Dennis the Menace, he hacked his own brother! He poked the bear!

“What do you have, Sam? You look pensive.”

Sam told him. “He fits the definition of loner, wouldn’t you say?” Sam handed Smiley his notes on Collins.

“Especially when it comes to social media, yeah.”

Sam highlighted the number of friends on Collins’s Facebook page—twenty-three. Most of them were involved in the same role-playing games Collins indicated he enjoyed. They posted science fiction stuff and memes about the games. Nothing was real world; some comments were edgy and disrespectful at times, but they all pertained to the games and the death and destruction therein. To Sam, they all appeared to be somewhat immature.

Tame stuff, really. He’d dealt with worse while on the job. He just had never gotten comfortable with any of it. Sam had been raised in church, taught to say “yes sir’” and “yes ma’am” and to respect others.
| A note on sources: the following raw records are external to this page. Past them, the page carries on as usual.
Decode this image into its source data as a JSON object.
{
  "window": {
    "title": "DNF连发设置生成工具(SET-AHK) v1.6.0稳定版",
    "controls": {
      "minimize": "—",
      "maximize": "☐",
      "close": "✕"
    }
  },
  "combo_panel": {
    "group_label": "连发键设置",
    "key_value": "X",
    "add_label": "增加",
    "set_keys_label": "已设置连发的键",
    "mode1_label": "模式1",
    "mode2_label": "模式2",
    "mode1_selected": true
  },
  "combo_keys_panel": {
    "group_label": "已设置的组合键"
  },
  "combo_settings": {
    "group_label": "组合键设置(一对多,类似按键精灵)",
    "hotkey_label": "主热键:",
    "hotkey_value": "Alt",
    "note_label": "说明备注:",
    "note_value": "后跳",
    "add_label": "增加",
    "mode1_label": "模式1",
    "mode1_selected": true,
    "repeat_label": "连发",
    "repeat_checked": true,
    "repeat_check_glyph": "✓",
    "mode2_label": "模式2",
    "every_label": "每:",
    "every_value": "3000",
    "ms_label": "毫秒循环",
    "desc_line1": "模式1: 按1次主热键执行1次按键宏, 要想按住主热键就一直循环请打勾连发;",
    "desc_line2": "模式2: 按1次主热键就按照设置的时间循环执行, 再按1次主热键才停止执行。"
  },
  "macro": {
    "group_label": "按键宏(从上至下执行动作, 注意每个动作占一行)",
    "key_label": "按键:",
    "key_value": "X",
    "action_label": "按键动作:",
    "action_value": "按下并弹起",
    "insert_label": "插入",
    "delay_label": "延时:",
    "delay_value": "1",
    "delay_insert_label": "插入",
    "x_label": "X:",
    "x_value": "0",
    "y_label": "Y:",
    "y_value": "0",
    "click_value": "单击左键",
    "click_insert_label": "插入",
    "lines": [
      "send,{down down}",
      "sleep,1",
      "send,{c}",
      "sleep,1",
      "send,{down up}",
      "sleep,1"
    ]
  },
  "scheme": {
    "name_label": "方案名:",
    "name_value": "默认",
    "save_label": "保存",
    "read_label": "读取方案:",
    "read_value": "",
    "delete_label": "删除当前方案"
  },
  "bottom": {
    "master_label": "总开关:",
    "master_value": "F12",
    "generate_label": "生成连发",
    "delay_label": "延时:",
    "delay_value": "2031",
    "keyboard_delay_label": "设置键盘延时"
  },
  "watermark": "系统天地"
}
While the picture he developed of the kid was clearer, it shed no light on the investigation into who shot at Jodie King. What motive could Dennis Collins have to steal a car and attempt to kill a person?

“I just got off the phone with Detective Corson in Long Beach. Collins applied to be an officer there.”

“What?” Sam’s jaw went slack. Collins didn’t appear at all interested in police work or becoming a cop.